Steve Biko in South Africa
Stephen (Steve) Bantu Biko was a popular voice of Black liberation in South Africa between the mid 1960s and his death in police detention in 1977. This was the period in which both the ANC and the PAC had been officially banned and the disenfranchised Black population (especially the youth) were highly receptive to the prospect of a new organisation that could carry their grievances against the Apartheid state. Thus it was that Biko’s Black Consciousness Movement (BCM) came to prominence and although Biko was not its only leader, he was its most recognisable figure. It was Biko, along with others who guided the movement of student discontent into a political force unprecedented in the history of South Africa. Biko and his peers were responding to developments that emerged in the high phase of Apartheid, when the Nationalist Party (NP), in power for almost two decades, was restructuring the country to conform to its policies of separate development. The NP went about untangling what little pockets of integration and proximity there were between White, Black, Coloured and Indian people by creating new residential areas, new parallel institutions such as schools, universities and administrative bodies, and indeed, new ‘countries’, the tribal homelands.
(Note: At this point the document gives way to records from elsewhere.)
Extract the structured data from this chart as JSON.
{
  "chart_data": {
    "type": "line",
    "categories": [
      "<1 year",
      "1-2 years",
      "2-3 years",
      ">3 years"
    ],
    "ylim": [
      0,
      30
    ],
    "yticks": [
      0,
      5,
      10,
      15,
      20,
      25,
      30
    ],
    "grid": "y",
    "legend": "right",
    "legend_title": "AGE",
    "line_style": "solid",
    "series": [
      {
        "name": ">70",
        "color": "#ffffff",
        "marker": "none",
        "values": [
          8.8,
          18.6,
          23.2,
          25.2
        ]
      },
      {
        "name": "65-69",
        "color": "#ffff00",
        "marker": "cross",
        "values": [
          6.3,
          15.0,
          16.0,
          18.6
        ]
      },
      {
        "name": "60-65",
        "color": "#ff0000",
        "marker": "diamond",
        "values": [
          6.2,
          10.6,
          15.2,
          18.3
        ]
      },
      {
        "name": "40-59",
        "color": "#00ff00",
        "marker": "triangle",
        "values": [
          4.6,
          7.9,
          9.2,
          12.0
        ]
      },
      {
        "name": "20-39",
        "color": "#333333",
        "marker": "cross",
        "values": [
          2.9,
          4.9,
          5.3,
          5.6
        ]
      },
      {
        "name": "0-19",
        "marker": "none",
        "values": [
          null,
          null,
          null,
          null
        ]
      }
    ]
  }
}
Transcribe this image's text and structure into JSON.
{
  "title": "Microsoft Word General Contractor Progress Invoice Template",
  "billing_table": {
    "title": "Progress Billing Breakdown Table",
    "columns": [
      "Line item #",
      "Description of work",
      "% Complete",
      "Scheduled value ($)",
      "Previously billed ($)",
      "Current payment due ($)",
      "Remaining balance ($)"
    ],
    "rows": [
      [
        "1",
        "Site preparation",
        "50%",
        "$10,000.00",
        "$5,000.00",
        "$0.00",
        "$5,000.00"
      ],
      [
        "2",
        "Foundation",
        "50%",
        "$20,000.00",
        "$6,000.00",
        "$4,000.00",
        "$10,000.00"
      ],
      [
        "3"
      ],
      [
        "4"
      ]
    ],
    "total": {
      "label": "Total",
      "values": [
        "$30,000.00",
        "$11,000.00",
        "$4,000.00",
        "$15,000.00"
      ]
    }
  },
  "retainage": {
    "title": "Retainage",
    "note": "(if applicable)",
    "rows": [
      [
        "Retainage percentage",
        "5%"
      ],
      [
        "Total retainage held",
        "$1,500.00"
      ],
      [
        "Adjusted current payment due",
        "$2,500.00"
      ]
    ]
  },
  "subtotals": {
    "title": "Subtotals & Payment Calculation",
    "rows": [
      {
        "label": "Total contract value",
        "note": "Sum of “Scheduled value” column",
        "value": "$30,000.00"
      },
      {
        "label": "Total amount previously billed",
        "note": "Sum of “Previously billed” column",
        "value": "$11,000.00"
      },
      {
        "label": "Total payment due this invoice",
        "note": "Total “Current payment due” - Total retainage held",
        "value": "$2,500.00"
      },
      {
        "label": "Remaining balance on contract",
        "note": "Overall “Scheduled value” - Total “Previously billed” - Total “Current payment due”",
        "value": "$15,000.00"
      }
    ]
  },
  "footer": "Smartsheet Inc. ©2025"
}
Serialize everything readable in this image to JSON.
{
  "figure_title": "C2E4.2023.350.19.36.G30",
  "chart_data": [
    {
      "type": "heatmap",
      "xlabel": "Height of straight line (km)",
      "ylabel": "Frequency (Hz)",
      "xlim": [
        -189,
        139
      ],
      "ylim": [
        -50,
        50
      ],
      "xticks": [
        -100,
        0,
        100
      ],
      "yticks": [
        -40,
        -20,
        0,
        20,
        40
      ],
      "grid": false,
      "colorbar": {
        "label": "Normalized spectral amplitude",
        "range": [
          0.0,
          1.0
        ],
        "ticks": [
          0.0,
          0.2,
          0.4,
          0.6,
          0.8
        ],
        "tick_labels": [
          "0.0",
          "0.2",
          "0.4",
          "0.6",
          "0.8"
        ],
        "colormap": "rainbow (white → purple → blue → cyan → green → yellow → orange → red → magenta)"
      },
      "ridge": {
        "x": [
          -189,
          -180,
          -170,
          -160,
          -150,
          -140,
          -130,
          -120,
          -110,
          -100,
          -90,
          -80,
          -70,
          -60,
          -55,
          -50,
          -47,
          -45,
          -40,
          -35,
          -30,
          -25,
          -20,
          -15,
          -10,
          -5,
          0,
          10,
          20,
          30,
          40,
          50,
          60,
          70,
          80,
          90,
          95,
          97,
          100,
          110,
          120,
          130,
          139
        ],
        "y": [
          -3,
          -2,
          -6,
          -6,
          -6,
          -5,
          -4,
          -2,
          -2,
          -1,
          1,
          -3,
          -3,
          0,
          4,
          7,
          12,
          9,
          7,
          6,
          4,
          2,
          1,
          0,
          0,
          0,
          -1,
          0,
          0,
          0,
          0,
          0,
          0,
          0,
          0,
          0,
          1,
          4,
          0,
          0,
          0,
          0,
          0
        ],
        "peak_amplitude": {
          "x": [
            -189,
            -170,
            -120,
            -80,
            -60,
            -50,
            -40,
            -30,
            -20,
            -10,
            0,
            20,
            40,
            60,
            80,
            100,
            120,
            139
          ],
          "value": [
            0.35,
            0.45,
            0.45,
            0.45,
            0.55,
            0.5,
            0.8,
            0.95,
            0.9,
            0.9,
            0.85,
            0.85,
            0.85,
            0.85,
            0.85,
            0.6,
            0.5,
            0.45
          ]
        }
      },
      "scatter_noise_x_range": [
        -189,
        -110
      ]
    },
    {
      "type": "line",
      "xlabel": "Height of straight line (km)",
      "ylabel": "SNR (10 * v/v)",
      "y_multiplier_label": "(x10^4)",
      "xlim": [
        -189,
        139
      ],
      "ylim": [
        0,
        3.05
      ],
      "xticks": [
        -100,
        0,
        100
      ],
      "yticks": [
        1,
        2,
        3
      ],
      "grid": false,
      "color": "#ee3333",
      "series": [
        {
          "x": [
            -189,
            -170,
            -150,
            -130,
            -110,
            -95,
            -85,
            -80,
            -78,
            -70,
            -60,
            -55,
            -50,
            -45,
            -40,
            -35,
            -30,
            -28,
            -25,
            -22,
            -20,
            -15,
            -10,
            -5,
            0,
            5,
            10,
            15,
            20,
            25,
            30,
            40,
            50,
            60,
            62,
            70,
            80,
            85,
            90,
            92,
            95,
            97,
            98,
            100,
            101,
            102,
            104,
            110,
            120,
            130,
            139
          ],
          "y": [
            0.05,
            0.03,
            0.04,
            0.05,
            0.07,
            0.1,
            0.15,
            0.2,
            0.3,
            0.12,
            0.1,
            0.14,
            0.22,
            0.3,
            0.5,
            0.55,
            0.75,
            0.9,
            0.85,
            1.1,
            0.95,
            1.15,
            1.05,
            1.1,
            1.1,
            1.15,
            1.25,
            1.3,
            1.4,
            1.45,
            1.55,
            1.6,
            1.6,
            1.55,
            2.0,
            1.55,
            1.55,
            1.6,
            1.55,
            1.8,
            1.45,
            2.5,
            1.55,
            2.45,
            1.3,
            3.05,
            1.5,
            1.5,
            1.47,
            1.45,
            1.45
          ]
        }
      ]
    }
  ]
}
Though Biko was killed before his thirty first birthday, his influence on South Africa was, and continues to be profound. Aside from the BCM, he is also credited with launching the South African Students Organisation (SASO), which was created as a Black alternative to the liberal National Union of South African Students (NUSAS). It is necessary to disambiguate this move, as Biko is frequently misunderstood to have been ”anti-White.” This categorisation is demonstrably untrue, as Biko had no issue with White people per se - his target was always, ultimately white supremacy and the Apartheid government. The decision to break away from NUSAS and the formation of the BCM was rather to create distance from liberal sympathisers who could attempt to speak for their Black counterparts but were nonetheless, by virtue of their race, beneficiaries of an iniquitous system. Biko is best remembered for empowering Black voices, installing a sense of Black pride similar to Césaire and Senghor’s ‘Negritude’, and for taking the liberation struggle forward and galvanising the youth movement.